There does not appear to be a newer version available:

(thegoose) me@nightshade:~$ pip3 install --upgrade torch
Requirement already satisfied: torch in ./venv/thegoose/lib/python3.10/site-packages (1.13.1)
Requirement already satisfied: nvidia-cudnn-cu11==8.5.0.96 in ./venv/thegoose/lib/python3.10/site-packages (from torch) (8.5.0.96)
Requirement already satisfied: nvidia-cuda-nvrtc-cu11==11.7.99 in ./venv/thegoose/lib/python3.10/site-packages (from torch) (11.7.99)
Requirement already satisfied: typing-extensions in ./venv/thegoose/lib/python3.10/site-packages (from torch) (4.5.0)
Requirement already satisfied: nvidia-cuda-runtime-cu11==11.7.99 in ./venv/thegoose/lib/python3.10/site-packages (from torch) (11.7.99)
Requirement already satisfied: nvidia-cublas-cu11==11.10.3.66 in ./venv/thegoose/lib/python3.10/site-packages (from torch) (11.10.3.66)
Requirement already satisfied: setuptools in ./venv/thegoose/lib/python3.10/site-packages (from nvidia-cublas-cu11==11.10.3.66->torch) (59.6.0)
Requirement already satisfied: wheel in ./venv/thegoose/lib/python3.10/site-packages (from nvidia-cublas-cu11==11.10.3.66->torch) (0.38.4)

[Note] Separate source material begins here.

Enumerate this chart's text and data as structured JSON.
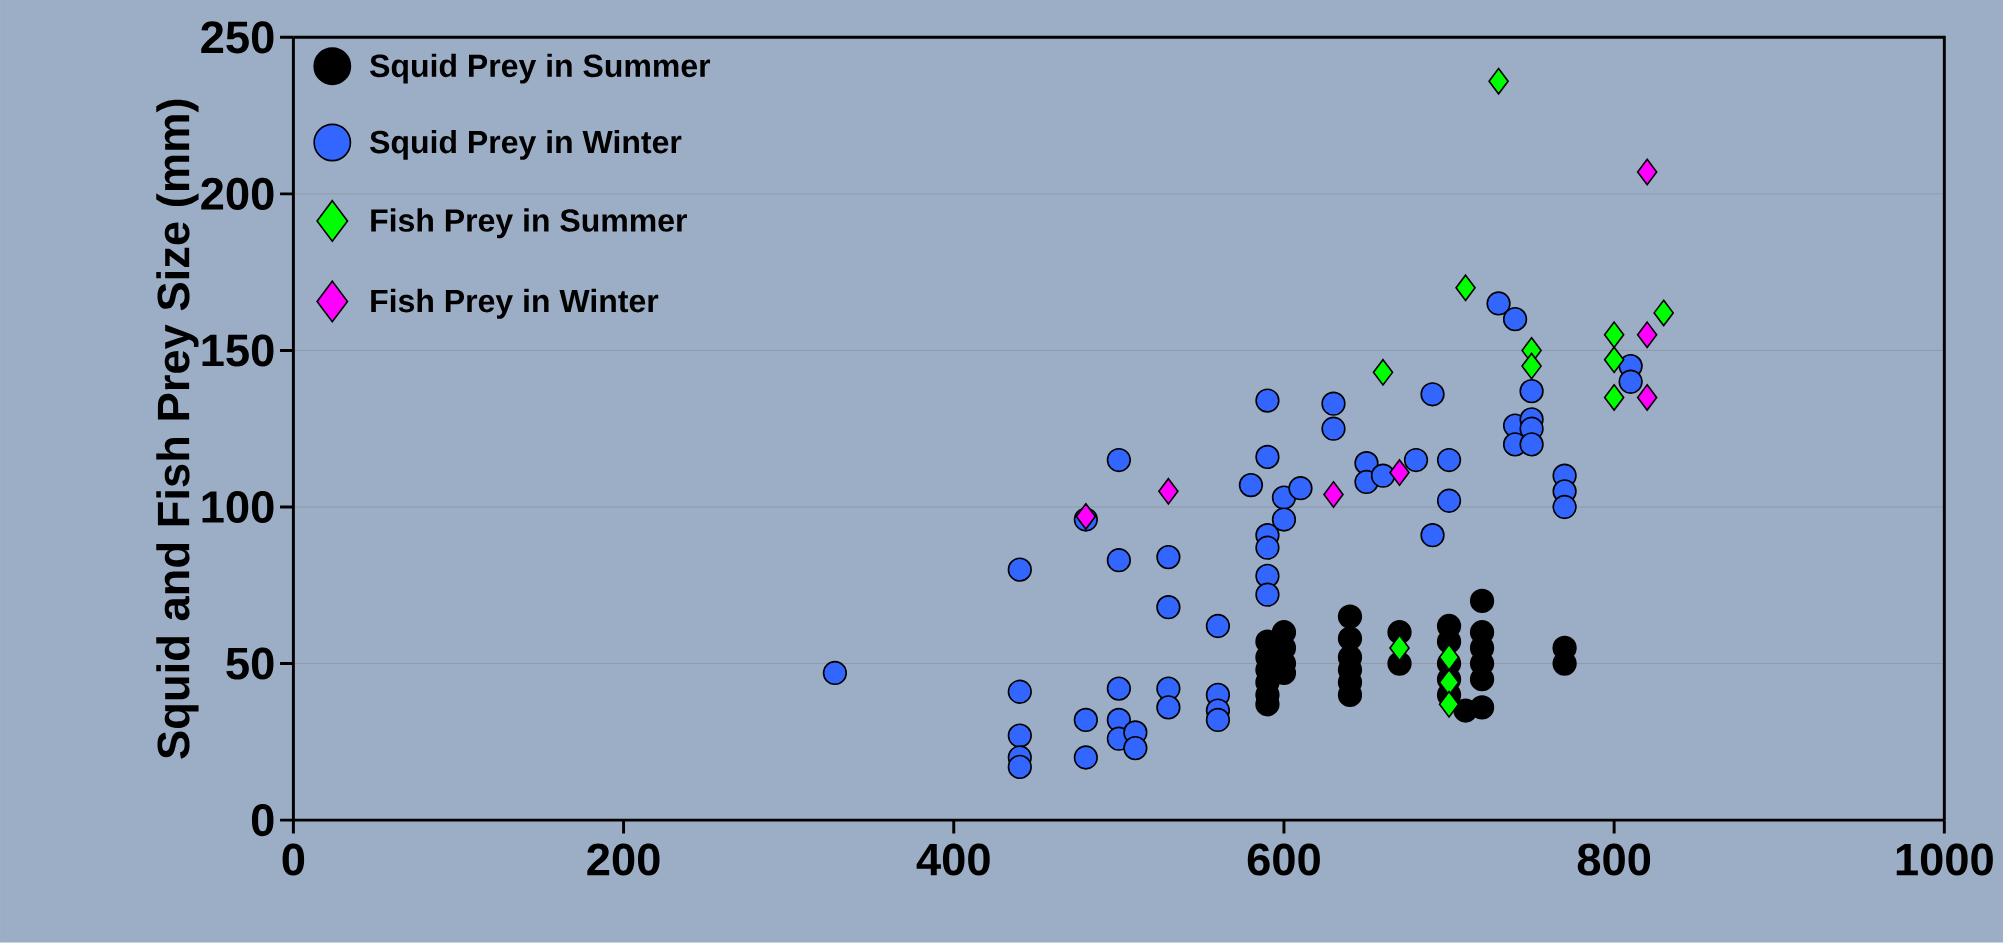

Answer 7 · 2023-02-22T19:35:20.000Z

Yeah I feel like this and #12 might be related somehow, could be some weird cuda issue. I’ll look into reproducing this, but I hope this doesn’t happen too frequently for you

Answer 8 · 2023-02-22T19:59:29.000Z

Sadly, 3 times in a row today. I haven't had a successful run yet today.

Answer 9 · 2023-02-22T20:02:11.000Z

And does it only happen to you on gpu? Or is it both cpu and gpu?

Answer 10 · 2023-02-22T20:03:28.000Z

Let me switch it to CPU and run some more tests.

Answer 11 · 2023-02-22T22:57:49.000Z

No issues with CPUs so far and have generated multiple images successfully. I wonder if it's a RAM issue. My GPU only has 2GB and my VM has 4GB.

I have access to a 3080. Will do some tests with that and see if I can replicate the problem.

Answer 12 · 2023-02-22T23:29:14.000Z

I’m testing with my laptop right now which has a Quadro (4gb), and it seems to be running fine. Quite strange haha

Answer 13 · 2023-02-24T02:58:52.000Z

I am going to close this off as a not enough memory issue. I ran the default generation example and it peaked at ~6GB of vRAM.

The Quadro I was running it on only has 2GB.